There are numerous studies that show the positive affects levodopa has on the body. However, there is another problem that must be overcome for all of this to click in the body. Do you know what that problem is? It's that 'P' word.

Did you guess it? If you said protein, you're right! That's where the problem lies. You see, when the human body has excess protein in the intestine, the neutral amino acid transporter "can get saturated" and levodopa is not absorbed as well into the bloodstream. Try picturing a sludge or slime oozing on top of your car battery - if not cleaned, the car won't run right. Well, excess protein causes the neutral amino acid transporter to malfunction due to saturated goo.

You're probably thinking, meat eaters don't stand a chance against Parkinson's. Well, don't bet your hamburger on it. There are 'safer' ways to get protein into the body other than from high protein animal meats. Plants, for example, are great sources of protein. In fact, Dr. Steve Blake, ScD cites a study done in Italy by researcher Luciana Baroni - a "very, very good" one according to Dr. Blake ScD. I'll write about that study in another article.

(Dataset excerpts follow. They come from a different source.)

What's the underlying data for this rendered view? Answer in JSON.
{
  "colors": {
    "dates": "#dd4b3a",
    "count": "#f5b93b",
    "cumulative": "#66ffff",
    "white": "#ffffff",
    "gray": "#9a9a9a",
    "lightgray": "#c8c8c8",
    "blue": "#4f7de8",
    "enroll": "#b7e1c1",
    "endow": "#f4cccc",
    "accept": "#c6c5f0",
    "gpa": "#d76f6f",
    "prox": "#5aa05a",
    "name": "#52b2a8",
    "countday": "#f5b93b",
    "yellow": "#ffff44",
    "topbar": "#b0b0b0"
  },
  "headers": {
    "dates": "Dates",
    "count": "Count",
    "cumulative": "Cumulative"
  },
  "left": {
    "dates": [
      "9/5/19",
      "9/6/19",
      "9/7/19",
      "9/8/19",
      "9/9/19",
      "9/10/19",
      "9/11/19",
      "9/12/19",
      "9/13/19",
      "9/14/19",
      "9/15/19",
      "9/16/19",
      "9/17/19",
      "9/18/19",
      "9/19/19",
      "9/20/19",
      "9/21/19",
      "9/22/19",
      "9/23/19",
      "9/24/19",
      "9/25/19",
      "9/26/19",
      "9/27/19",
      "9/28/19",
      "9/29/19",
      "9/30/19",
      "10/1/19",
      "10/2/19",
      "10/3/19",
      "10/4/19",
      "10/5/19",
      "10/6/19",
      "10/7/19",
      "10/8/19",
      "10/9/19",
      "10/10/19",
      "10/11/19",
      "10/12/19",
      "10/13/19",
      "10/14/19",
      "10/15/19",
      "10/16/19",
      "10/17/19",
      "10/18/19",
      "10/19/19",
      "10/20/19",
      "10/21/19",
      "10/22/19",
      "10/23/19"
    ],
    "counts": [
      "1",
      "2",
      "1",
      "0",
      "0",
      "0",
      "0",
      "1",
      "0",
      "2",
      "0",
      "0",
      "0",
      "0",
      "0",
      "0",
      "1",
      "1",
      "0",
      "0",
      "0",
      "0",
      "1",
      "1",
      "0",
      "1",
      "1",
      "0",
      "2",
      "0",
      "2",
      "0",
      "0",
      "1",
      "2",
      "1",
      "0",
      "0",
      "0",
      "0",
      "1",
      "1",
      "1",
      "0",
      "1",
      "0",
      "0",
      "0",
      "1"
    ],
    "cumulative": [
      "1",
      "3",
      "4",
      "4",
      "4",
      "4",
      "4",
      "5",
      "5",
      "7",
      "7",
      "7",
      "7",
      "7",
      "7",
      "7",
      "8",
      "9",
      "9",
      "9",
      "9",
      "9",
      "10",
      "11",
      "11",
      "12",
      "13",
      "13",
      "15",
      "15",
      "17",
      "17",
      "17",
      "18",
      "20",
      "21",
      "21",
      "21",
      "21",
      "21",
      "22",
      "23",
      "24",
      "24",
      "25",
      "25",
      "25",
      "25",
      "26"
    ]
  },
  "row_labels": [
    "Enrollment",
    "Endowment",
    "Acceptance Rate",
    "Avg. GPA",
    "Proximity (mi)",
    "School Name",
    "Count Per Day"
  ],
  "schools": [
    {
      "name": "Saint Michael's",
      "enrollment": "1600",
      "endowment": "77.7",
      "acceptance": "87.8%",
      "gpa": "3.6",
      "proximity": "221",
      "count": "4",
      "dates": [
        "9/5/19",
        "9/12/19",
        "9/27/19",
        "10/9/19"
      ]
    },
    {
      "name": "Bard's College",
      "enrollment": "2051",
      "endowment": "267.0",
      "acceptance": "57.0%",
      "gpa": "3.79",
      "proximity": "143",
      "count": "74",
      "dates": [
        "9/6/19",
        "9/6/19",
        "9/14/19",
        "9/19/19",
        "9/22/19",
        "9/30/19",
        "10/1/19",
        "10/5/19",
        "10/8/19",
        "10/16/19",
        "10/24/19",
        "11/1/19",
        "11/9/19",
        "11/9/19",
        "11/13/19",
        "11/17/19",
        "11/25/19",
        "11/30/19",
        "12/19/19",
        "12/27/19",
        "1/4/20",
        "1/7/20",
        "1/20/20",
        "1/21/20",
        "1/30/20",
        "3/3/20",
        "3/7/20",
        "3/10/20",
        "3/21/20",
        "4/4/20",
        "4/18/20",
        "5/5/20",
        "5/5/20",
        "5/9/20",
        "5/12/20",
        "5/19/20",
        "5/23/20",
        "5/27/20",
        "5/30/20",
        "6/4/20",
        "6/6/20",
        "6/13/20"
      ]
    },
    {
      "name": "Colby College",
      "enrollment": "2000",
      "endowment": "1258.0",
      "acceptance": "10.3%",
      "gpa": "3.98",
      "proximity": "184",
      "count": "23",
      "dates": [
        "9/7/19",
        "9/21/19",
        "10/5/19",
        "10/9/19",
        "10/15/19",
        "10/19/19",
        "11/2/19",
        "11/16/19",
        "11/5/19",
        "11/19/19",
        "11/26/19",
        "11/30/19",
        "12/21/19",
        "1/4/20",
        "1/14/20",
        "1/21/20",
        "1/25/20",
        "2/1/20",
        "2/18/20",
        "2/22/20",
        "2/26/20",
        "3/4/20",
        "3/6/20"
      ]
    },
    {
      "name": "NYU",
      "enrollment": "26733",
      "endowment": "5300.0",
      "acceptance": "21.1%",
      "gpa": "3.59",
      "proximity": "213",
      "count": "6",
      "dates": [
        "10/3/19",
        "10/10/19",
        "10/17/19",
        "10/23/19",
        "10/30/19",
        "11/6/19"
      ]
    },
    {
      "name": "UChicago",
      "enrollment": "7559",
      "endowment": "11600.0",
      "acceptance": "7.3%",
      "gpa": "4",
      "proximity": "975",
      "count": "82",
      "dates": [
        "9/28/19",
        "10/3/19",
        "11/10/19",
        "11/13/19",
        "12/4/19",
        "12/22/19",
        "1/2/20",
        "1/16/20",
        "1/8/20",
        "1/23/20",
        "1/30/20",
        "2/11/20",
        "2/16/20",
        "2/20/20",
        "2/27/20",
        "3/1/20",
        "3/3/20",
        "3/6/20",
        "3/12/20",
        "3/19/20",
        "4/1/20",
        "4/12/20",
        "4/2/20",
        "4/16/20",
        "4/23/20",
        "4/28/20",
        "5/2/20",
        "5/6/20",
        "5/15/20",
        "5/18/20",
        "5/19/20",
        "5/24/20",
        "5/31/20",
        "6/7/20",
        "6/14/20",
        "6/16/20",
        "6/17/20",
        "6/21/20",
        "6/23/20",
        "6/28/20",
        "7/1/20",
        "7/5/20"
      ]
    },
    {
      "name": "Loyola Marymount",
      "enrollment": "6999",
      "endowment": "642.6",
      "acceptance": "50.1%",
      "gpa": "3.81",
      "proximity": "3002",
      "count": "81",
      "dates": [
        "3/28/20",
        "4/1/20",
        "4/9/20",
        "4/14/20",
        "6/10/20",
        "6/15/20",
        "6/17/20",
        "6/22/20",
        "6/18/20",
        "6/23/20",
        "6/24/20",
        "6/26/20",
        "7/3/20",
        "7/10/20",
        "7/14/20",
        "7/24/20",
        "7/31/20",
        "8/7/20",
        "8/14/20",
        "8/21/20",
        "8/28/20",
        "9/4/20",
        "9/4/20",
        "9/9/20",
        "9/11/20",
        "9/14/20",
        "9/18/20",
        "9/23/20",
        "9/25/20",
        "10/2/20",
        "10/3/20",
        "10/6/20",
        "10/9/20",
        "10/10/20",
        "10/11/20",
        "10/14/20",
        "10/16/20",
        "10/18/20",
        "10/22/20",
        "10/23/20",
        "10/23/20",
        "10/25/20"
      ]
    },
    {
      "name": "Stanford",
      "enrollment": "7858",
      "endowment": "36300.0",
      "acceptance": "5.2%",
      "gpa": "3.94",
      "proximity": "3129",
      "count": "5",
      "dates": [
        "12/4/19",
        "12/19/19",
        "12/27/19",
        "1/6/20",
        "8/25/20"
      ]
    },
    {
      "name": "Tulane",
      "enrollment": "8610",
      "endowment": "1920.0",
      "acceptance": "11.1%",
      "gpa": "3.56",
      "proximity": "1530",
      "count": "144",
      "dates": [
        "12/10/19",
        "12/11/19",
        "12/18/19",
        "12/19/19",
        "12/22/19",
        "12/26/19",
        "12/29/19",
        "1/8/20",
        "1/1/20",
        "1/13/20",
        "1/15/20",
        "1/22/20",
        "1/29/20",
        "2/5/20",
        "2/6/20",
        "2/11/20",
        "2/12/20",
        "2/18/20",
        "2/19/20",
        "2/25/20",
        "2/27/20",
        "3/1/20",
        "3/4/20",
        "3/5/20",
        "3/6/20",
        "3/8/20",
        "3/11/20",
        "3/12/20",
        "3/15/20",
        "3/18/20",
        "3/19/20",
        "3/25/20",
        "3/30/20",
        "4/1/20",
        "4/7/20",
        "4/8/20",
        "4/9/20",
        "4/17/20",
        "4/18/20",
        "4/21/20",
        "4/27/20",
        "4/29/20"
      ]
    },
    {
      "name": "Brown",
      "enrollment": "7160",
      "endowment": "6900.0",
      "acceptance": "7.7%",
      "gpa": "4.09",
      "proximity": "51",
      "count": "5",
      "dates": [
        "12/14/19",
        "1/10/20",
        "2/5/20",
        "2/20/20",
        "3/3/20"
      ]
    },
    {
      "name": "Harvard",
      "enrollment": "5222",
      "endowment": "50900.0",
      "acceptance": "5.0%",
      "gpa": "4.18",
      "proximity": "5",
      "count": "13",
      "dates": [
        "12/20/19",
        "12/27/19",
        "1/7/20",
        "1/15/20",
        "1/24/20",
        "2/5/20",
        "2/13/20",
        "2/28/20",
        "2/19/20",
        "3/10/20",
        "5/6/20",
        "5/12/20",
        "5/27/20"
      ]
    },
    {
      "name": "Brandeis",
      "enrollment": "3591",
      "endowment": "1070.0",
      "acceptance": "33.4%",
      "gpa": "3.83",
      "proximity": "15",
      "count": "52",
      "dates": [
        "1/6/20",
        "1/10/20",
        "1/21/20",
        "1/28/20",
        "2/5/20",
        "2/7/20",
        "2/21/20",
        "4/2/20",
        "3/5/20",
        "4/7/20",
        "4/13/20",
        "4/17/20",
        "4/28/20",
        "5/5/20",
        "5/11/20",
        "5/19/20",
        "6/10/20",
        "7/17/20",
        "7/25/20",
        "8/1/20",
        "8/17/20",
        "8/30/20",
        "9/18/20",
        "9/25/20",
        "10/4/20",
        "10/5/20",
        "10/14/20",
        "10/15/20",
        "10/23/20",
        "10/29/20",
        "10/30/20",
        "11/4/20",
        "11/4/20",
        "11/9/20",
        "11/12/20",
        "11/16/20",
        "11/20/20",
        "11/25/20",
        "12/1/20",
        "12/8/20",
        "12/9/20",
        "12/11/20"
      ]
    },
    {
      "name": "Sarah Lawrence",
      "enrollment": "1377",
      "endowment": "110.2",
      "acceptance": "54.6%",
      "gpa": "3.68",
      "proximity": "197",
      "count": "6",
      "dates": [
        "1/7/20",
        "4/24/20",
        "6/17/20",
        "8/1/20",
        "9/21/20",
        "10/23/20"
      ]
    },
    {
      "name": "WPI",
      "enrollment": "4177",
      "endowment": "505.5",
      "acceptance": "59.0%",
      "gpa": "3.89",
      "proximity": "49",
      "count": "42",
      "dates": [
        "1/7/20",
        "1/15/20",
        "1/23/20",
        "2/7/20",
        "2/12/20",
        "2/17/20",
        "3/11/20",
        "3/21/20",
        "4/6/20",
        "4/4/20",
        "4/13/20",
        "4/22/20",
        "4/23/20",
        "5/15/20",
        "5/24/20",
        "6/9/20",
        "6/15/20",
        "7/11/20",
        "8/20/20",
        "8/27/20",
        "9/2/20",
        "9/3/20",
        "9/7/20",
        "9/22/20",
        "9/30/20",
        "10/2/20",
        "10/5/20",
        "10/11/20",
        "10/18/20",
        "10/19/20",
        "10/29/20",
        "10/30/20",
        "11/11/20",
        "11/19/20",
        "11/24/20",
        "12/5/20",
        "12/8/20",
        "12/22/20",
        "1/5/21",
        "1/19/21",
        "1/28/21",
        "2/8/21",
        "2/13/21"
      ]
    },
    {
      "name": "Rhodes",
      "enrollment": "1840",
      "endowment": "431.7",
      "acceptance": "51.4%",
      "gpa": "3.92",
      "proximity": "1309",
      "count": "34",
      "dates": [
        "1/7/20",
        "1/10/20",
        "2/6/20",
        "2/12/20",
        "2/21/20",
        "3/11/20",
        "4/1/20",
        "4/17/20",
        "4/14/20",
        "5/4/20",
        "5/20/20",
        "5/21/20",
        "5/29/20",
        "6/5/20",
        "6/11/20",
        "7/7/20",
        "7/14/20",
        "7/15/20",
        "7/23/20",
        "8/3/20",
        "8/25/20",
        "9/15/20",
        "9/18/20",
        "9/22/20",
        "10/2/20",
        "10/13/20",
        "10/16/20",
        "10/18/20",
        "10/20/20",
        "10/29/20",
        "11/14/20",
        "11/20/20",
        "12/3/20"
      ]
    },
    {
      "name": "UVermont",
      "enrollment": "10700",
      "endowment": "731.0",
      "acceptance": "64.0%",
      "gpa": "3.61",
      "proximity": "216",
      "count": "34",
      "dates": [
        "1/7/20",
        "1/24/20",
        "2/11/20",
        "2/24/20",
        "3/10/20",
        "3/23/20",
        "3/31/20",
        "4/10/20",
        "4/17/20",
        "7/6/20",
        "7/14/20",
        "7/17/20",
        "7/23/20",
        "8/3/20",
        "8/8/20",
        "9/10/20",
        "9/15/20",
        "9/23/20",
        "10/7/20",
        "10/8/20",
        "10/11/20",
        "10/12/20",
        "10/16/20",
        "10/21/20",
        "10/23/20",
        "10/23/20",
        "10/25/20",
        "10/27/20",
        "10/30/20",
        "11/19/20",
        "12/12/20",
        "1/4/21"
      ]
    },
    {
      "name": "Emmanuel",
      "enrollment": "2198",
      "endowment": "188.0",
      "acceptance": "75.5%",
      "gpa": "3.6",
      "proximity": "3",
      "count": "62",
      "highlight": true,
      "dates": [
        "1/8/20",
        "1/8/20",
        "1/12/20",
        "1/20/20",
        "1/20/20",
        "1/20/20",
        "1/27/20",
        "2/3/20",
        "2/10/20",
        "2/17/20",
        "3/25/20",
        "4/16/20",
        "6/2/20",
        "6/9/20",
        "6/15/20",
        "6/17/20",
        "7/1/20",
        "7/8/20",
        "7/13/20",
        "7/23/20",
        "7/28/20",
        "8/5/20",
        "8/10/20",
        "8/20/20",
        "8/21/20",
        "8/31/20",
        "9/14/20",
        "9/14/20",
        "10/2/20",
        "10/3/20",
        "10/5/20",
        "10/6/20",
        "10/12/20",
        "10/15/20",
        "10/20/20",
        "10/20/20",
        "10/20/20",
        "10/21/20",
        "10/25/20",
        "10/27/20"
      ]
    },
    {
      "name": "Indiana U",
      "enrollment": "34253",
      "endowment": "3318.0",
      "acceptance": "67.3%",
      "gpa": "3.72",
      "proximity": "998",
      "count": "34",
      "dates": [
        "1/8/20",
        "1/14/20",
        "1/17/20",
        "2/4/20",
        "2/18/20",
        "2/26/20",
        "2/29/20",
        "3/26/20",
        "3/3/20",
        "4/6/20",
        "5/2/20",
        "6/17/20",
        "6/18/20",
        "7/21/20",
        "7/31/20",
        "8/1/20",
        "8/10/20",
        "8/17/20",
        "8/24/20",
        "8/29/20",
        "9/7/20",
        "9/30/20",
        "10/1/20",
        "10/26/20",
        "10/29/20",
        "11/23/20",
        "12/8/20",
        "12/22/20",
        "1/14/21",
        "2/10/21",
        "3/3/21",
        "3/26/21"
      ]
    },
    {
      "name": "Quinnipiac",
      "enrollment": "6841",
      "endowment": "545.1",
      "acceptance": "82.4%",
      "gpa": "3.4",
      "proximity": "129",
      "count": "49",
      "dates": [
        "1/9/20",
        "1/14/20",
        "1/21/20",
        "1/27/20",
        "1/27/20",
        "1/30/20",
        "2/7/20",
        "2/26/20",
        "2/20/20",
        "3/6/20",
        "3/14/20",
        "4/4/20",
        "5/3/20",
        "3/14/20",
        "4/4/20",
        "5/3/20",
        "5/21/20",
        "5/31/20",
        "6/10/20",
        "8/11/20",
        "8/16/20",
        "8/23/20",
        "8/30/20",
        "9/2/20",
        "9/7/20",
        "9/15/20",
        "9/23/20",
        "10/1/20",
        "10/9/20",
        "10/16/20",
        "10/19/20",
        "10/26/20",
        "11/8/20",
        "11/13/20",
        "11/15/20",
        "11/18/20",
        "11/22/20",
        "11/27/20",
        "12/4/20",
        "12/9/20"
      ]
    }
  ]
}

According to Dr. Steve Blake, ScD, "plant foods are lower in protein than animal foods." "They also have more antioxidants and more fiber. In the study conducted by Luciana Baroni, "most of the patients in were taking levodopa..." After one month of the plant-based diet, motor function scores were twice as good as the normal diet group. The study found that reduced protein increased the transport of levodopa into the brain. As stated earlier, increased levodopa in the brain is a key factor in improving motor skills for people diagnosed with Parkinson's Disease.

There are other studies that show the positive benefits of levodopa in the brain. I'll share those studies in future writings. While there are other dynamics to consider when pondering levodopa and Parkinson's Disease, every bit of information you can understand about this topic is a closer step to picking up your mat and walking.